Seeing the Glass Half Full

“Profit Confidential” Column, by Michael Lombardi, CFP, MBA

Yesterday, the price of gold bullion for April delivery fell $49.00. I’m getting the calls and e-mails from friends worried about their gold stocks. And, on the other hand, I see the smart money slowly placing bids on the junior mining companies, taking more positions as prices drop.

Here’s what we know, the bad first, or glass half-empty argument:

First, the U.S. dollar has been rising against other world currencies. Thursday, the euro fell to a seven-month low against the dollar. Why? Because the European economies are doing terribly. I wrote about this many times during the credit crisis. If we are suffering economically in North America, Europe is doing worse. A stronger U.S. dollar is a bad thing for gold bullion.

Second, there is fear that the Chinese government is going too far in slowing its economy. A slower Chinese economy will push prices down for all precious metals,

Third, and finally, deflation is big news these days. A declining stock market is deflationary, just as falling real estate prices are. Gold is a traditional inflation hedge. Gold prices move higher as inflations runs rampant; the opposite of what we are seeing today.

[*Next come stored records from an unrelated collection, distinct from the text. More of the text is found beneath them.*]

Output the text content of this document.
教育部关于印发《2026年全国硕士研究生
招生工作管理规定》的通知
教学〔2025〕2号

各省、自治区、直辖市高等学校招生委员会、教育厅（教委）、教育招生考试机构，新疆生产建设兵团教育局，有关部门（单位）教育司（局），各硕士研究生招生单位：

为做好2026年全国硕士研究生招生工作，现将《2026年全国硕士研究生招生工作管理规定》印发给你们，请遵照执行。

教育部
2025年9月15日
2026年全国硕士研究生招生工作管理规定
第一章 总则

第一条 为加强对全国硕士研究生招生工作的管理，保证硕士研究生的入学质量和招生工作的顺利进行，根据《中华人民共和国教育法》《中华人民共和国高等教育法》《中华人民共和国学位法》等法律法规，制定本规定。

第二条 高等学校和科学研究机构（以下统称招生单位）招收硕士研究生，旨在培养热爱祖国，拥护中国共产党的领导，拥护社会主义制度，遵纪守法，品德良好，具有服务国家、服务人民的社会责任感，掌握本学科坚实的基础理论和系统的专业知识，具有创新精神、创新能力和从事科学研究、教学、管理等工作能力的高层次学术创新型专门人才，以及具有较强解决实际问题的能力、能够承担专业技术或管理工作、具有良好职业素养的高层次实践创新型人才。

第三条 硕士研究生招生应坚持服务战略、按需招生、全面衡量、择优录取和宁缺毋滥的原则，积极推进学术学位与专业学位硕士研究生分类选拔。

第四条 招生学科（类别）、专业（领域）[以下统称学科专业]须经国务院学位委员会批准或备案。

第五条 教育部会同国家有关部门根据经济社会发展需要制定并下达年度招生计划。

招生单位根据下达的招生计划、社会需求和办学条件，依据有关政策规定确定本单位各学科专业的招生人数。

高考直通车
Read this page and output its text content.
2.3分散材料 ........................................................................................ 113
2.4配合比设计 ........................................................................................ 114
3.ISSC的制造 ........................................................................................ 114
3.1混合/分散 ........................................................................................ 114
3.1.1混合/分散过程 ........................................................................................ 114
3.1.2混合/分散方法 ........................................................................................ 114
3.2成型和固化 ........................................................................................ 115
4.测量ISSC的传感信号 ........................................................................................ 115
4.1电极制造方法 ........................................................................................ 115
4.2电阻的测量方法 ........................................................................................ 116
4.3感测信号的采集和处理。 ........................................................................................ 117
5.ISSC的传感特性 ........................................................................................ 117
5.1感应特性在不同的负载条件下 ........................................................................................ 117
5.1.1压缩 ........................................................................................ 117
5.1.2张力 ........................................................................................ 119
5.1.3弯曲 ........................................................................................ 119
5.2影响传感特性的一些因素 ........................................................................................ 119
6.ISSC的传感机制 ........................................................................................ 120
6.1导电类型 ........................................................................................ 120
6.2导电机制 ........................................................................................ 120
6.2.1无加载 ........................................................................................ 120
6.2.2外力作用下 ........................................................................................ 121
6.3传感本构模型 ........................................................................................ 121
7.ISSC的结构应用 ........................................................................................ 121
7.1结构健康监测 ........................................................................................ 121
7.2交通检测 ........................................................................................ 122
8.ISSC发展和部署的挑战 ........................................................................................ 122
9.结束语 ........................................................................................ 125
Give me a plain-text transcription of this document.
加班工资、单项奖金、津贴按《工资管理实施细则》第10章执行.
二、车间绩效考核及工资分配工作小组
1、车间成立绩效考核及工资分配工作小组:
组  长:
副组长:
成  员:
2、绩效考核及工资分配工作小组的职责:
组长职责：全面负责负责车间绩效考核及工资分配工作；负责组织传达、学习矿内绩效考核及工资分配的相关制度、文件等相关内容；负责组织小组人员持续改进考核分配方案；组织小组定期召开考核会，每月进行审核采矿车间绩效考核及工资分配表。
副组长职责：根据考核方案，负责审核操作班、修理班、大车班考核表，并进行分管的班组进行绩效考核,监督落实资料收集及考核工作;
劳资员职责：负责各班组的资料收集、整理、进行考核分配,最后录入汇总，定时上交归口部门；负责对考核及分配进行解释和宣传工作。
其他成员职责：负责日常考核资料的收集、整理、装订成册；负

Here’s what we know, the good, or glass half-full argument:

By the White House’s own forecast, by the end of this decade, our national debt will be $18.5 trillion. Our government will run a deficit this year alone of $1.6 trillion. Historically, no country has been able to maintain its currency value in the face of a debt crisis.

For the past 10 years, China’s economy has been the world’s fastest growing. I doubt that growth will stop now. What the Chinese government is doing is something our government should have done in 2006 — they see bubbles developing in different pockets of the economy and they are moving to cool those bubbles, so China maintains its annual growth of seven percent to 10%. No surprises. And Chinese citizens are being encouraged to invest in gold!

I do not remember a time in American history, or at least I can’t find it in the history books, when rapid inflation did not happen after monetary and fiscal policies were generous. So much money has been poured into our financial system by the government to help fend off further economic contraction. Expansive monetary policy is usually followed by rapid inflation. Mind you, the effects are not immediate. They take time, sometimes years.

Finally, gold’s price movement upward has been anything but a straight line up. Never does an investment move straight up or down! Do you remember the period from January 2008 to October 2008? During that period, gold bullion fell in price by $200.00.

Hence, what we have today my dear friends, is a healthy and much-needed correction in the bull market in gold prices. I look at this as a glass half-full opportunity to make more money from gold-related investments.

Michael’s Personal Notes:

Yesterday, without much media coverage, the U.S. Federal Reserve closed down a few of the “emergency” liquidity programs it started when the credit crisis really hit in early 2008. These programs included aid to bond dealers, money markets, and foreign central banks.

Ben Bernanke and his crew did a remarkable job saving us from the Great Depression Part II. They pulled out all the stops and introduced some innovative financial maneuvers I could not understand.

But the question that will linger on in my mind for years is: if the government had saved Lehman Brothers when it went bankrupt in September of 2008, would we have been spared the deepest days of the credit crisis and would taxpayers have been better off in the long term?

If there is someone who detests bailing out Wall Street, it is me. When times are good on Wall Street, management takes big bonuses and shareholders get fat profits. When times are tough, Wall Street runs for public bailouts.

While books have been written on the Lehman Brothers fiasco, addressing the question of whether they should have been saved by the government or not, the one conclusion I can make is that taking a little pain is often a better remedy than a lot of pain, the Lehman Brothers case in point.

Where the Market Stands:

If you have been reading my column since early 2009, you are aware of my opinion: The bear market rally that took stocks down to multi-year lows in March 2009 did not end in March. From March 9, 2009, up until now, we have been experiencing a market rally in the confines of a bear market.

I have written many times that the bear market lows of March 2009 will be retested. The question is: when? Is the bear market rally over? Some say yes. Or are we only experiencing a correction in the bear market rally? Some would say yes to the second question as well.

It’s been nothing short of a wild ride for the stock market this year. So far for 2010, we have seen the Dow Jones Industrial Average up as much as 3.3% from the beginning of the year and down four percent (where it sits now) since the beginning of 2010.

Very interesting to see the Dow Jones close yesterday just two points above the 10,000 level. Today’s action will be very important. Watch for my full report on Monday.

What He Said:

“There is no mixed signal about this: Foreclosures in the U.S. will continue to rise, the real estate market will get weaker, and the U.S. economy will get weaker. Smart investors should seriously consider unloading their stocks of consumer-products companies that produce nonessential goods.” Michael Lombardi in PROFIT CONFIDENTIAL, March 12, 2007. According to the Dow Jones Retail Index, retail stocks fell 42% from the spring of 2007 through November 2008.